I woke up early this morning and it was still dark outside. I didn’t dare turn on the bedside lamp, or the dogs would think it was time to get up. They don’t move until they see the new day streaming in through the windows. It’s cloudy, so the day was here without them knowing it. I sat in darkness and listened to the stillness of the house. I could hear warm air coming in through the vents and was grateful for heat. I knew if I pulled the chain of the lamp beside me, it would illuminate the room, so I was grateful for electricity. There were many things to be grateful for, even the bed I was sitting on, blanketed in warmth.

Leo Babauta says, “There’s a deliciousness to the early morning.” We get to choose to roll out of bed and dive into the day, or wake up early to greet it.

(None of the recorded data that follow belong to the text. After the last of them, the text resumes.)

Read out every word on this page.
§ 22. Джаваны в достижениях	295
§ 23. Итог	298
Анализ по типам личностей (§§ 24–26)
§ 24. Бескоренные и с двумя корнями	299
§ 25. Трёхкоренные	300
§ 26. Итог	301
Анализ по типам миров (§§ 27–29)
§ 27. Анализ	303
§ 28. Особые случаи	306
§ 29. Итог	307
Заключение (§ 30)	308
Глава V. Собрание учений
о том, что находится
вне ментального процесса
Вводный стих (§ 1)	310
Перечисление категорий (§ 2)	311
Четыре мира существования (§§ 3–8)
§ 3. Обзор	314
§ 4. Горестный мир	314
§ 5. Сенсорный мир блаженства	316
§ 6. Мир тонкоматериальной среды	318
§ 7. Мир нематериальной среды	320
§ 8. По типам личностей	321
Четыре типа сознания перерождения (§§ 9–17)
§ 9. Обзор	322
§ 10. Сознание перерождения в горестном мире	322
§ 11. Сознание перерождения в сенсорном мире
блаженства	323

The first hour is sacred, and sets the tone for the rest of day.

I walked through the house, lit a candle, and made a cup of coffee. There is one lamp burning brightly as I sit at my desk and type. A nearby clock is ticking more loudly than my typing, but the house remains still. The sand timer has emptied, but I’m not ready to move just yet, because once I do, the house will spring to life. Thank you for sitting here with me in this stillness of the first hour.

A Practice in Patience

I gave myself a practice in patience. You may be familiar with Bath and Body Works 3-wick candles, and that is what I chose to practice with.

It was given to me this month and has a Christmas scent. The other day it was lit, but all three wicks were not much of a flame. They looked as if they could snuff out at any given moment. It’s a relatively new candle and this was the second time it’d been lit, so I blew it out and pondered my options. Bath and Body Works stand behind their products, so I knew I could take it to the store and they’d replace it with a new one. That was an option, or I could be patient and work with it to see how far we could go.

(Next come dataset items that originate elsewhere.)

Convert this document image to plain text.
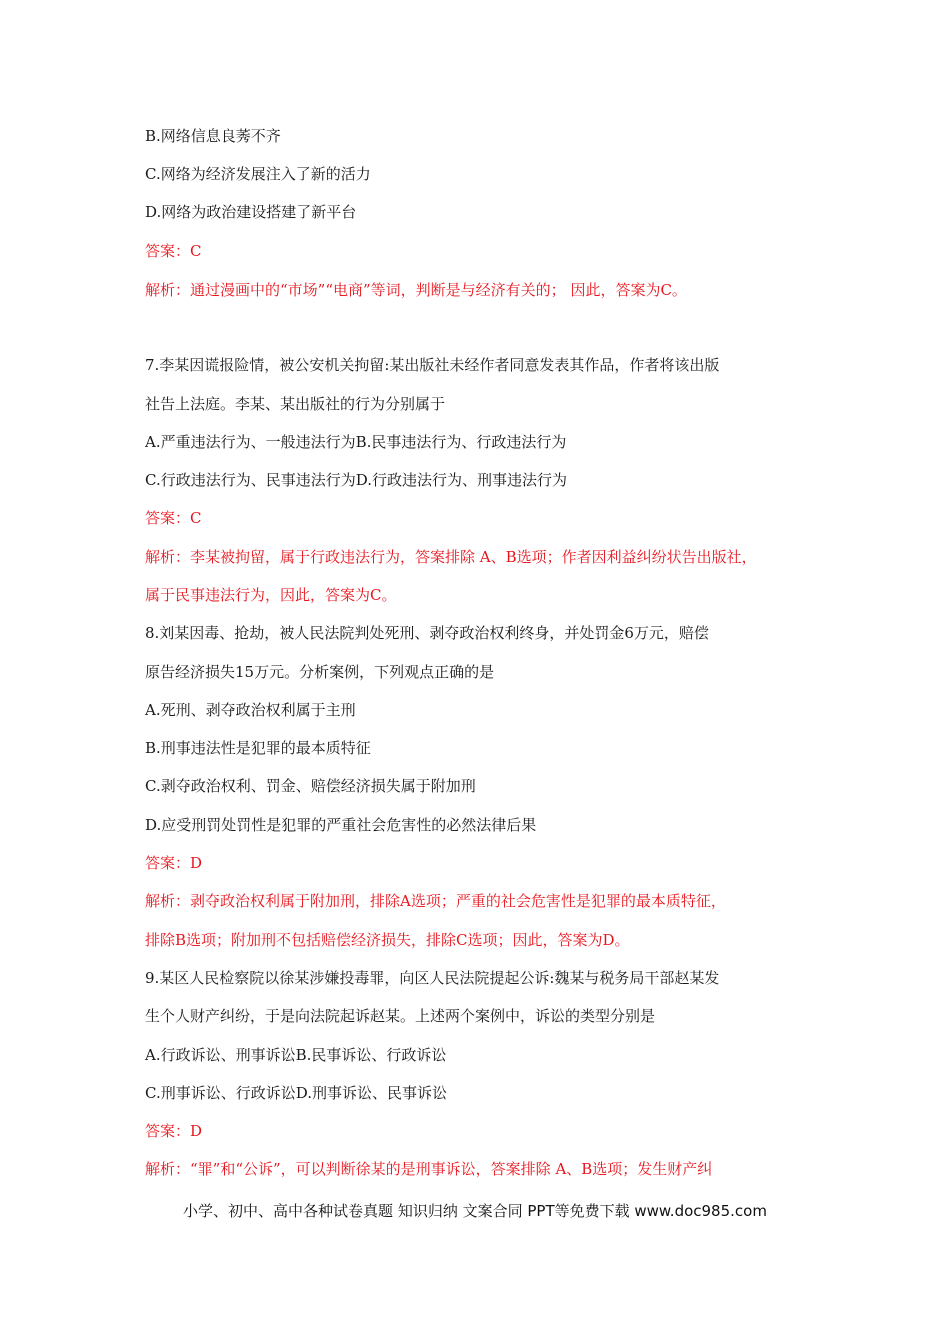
B.网络信息良莠不齐
C.网络为经济发展注入了新的活力
D.网络为政治建设搭建了新平台
答案：C
解析：通过漫画中的“市场”“电商”等词，判断是与经济有关的； 因此，答案为C。
7.李某因谎报险情，被公安机关拘留:某出版社未经作者同意发表其作品，作者将该出版
社告上法庭。李某、某出版社的行为分别属于
A.严重违法行为、一般违法行为B.民事违法行为、行政违法行为
C.行政违法行为、民事违法行为D.行政违法行为、刑事违法行为
答案：C
解析：李某被拘留，属于行政违法行为，答案排除 A、B选项；作者因利益纠纷状告出版社，
属于民事违法行为，因此，答案为C。
8.刘某因毒、抢劫，被人民法院判处死刑、剥夺政治权利终身，并处罚金6万元，赔偿
原告经济损失15万元。分析案例，下列观点正确的是
A.死刑、剥夺政治权利属于主刑
B.刑事违法性是犯罪的最本质特征
C.剥夺政治权利、罚金、赔偿经济损失属于附加刑
D.应受刑罚处罚性是犯罪的严重社会危害性的必然法律后果
答案：D
解析：剥夺政治权利属于附加刑，排除A选项；严重的社会危害性是犯罪的最本质特征，
排除B选项；附加刑不包括赔偿经济损失，排除C选项；因此，答案为D。
9.某区人民检察院以徐某涉嫌投毒罪，向区人民法院提起公诉:魏某与税务局干部赵某发
生个人财产纠纷，于是向法院起诉赵某。上述两个案例中，诉讼的类型分别是
A.行政诉讼、刑事诉讼B.民事诉讼、行政诉讼
C.刑事诉讼、行政诉讼D.刑事诉讼、民事诉讼
答案：D
解析：“罪”和“公诉”，可以判断徐某的是刑事诉讼，答案排除 A、B选项；发生财产纠
小学、初中、高中各种试卷真题 知识归纳 文案合同 PPT等免费下载 www.doc985.com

I lit all three wicks and they were struggling to remain lit. I placed it in a draft free zone away from activity. Two of the wicks began burning brightly, but there was one that wouldn’t stay lit. It kept going out and I’d relight it each time. I forgot about the candle for a while, but the next time I walked by and took a look, all three wicks were lit! Two of them had been burning long enough to melt down the wax, so the third one could breathe. The two stronger wicks helped the one that was struggling. We need that too.

It took hours of working with this candle, but my patience didn’t wane. We don’t know for sure how strong we really are until an area is tested. We’re capable of more than we give ourselves credit for and we don’t have to be surprised by every test. We can test ourselves to continually redefine our level of patience.